Verifying a remote image is actually an image file

2019-04-05 15:31发布

问题:

I'm trying to figure out how I can verify what I'm feeding into carrierwave is actually an image. The source I'm getting my image urls from isn't giving me back all live urls. Some of the images no longer exist. Unfortunately it doesn't really return the right status codes or anything because I was using some code to check if the remote file exists and it was passing that check. So now just to be on the safe side I'd like a way to verify i'm getting back a valid image file before I go ahead and download it.

Here is the remote file checking code I was using just for reference but I'd prefer something that actually can identify that the files are images.

require 'open-uri'
require 'net/http'

def remote_file_exists?(url)
    url = URI.parse(url)
    Net::HTTP.start(url.host, url.port) do |http|
      return http.head(url.request_uri).code == "200"
    end
end

回答1:

I would check to see if the service returns the proper mime types in the Content-Type HTTP header. (here's a list of mime types)

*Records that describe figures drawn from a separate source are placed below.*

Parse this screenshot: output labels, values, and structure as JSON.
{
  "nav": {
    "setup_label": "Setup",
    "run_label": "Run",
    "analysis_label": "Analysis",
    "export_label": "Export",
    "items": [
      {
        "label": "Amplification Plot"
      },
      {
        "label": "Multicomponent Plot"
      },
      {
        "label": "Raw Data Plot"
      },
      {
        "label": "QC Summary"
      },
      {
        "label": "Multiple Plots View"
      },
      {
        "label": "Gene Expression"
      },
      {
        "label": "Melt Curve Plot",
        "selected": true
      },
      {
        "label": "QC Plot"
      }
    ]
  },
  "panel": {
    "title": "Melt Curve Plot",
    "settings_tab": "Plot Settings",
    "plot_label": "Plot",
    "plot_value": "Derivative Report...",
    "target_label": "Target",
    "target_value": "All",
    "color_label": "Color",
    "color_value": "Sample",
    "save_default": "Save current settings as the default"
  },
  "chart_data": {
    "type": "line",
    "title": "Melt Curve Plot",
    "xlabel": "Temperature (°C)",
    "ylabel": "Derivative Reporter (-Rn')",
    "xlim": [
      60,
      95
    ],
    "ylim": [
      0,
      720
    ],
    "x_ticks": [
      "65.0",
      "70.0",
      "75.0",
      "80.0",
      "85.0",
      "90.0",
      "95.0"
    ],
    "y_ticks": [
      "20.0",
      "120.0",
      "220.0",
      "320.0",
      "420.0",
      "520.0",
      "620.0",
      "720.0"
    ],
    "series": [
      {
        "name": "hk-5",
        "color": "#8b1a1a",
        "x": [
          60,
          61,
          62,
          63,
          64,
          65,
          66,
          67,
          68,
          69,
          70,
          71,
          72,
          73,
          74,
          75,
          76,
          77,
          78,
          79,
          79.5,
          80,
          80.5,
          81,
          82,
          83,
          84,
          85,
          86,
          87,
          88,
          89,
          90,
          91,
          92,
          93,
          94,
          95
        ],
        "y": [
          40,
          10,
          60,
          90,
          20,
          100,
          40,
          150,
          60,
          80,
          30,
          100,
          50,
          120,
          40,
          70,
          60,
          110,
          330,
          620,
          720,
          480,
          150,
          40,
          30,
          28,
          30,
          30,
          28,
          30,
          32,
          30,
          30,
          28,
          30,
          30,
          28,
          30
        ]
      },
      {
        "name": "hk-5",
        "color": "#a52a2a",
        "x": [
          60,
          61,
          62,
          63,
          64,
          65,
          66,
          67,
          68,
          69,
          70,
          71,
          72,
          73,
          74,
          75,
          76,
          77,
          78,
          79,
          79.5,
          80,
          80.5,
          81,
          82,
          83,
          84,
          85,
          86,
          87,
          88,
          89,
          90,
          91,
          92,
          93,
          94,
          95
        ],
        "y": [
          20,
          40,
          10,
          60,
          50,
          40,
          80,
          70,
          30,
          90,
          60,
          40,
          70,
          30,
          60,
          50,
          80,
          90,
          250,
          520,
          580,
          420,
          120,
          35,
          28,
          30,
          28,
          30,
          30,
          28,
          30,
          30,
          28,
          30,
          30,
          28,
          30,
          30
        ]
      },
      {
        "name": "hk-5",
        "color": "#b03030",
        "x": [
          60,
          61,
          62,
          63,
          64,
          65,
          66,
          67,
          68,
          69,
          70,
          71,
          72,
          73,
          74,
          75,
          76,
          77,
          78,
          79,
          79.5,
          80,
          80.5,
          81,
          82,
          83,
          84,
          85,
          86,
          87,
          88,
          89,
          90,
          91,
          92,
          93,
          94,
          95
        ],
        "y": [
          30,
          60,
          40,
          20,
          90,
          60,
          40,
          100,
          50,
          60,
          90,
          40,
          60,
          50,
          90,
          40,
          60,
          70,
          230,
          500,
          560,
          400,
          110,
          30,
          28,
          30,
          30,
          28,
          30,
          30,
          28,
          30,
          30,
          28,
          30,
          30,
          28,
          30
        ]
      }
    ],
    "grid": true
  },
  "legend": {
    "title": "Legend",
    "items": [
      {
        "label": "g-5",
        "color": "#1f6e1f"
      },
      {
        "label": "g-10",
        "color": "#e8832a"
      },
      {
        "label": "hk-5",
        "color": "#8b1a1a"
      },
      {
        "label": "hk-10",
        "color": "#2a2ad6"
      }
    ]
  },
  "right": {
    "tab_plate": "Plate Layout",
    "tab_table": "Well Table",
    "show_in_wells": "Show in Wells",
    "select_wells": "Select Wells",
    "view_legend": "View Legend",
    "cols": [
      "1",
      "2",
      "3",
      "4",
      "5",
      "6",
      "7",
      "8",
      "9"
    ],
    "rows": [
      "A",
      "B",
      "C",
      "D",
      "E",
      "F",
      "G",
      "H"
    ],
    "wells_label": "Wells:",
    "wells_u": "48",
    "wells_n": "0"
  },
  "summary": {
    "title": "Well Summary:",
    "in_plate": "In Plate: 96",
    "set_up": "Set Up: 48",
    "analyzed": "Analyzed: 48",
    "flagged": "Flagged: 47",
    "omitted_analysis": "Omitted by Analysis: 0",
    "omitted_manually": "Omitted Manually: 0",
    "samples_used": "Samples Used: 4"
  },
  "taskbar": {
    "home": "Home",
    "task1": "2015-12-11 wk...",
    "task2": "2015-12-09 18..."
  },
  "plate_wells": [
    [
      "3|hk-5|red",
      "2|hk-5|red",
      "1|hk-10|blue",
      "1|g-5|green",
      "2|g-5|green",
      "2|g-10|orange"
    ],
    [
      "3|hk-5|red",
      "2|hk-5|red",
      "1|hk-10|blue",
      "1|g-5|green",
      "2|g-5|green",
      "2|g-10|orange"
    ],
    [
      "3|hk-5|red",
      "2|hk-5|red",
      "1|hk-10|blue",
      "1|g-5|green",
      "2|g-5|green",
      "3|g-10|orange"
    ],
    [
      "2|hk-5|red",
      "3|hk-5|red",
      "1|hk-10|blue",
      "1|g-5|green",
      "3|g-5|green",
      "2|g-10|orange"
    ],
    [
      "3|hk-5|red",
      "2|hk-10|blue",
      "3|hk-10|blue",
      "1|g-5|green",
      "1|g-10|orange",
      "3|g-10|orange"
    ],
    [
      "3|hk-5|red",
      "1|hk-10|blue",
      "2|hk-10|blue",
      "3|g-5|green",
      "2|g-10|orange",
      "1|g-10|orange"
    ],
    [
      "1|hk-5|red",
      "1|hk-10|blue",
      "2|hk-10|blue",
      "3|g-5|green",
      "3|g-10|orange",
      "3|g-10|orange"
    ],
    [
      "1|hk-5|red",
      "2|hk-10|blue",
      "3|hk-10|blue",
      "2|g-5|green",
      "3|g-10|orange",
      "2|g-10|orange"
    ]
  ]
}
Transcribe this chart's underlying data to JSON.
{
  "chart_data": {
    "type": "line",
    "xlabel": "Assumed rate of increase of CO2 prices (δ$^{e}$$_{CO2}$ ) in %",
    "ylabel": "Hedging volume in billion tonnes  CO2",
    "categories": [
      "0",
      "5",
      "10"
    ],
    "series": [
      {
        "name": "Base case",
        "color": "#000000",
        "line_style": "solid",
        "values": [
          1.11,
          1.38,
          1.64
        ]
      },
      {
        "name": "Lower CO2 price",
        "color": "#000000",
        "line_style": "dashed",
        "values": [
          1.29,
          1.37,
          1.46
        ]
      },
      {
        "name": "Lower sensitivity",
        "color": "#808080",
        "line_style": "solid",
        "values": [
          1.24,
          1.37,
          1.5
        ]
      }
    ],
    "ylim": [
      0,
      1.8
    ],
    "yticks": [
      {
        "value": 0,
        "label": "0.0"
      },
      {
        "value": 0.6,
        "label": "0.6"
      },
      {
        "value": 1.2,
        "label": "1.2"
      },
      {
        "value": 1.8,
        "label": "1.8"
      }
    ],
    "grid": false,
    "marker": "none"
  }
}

For example, the Content-Type of the StackOverflow homepage is text/html; charset=utf-8, and the Content-Type of your gravatar image is image/png

To check the Content-Type header for image in ruby using Net::HTTP, you would use the following:

def remote_file_exists?(url)
    url = URI.parse(url)
    Net::HTTP.start(url.host, url.port) do |http|
      return http.head(url.request_uri)['Content-Type'].start_with? 'image'
    end
end


回答2:

Rick Button's answer worked for me but I needed to add SSl support:

def self.remote_image_exists?(url)
  url = URI.parse(url)
  http = Net::HTTP.new(url.host, url.port)
  http.use_ssl = (url.scheme == "https")

  http.start do |http|
    return http.head(url.request_uri)['Content-Type'].start_with? 'image'
  end
end


回答3:

I ended up using HTTParty for this. The .net request answer from Rick Button kept timing out.

  def remote_file_exists?(url)
    response = HTTParty.get(url)
    response.code == 200 && response.headers['Content-Type'].start_with? 'image'
  end

https://github.com/jnunemaker/httparty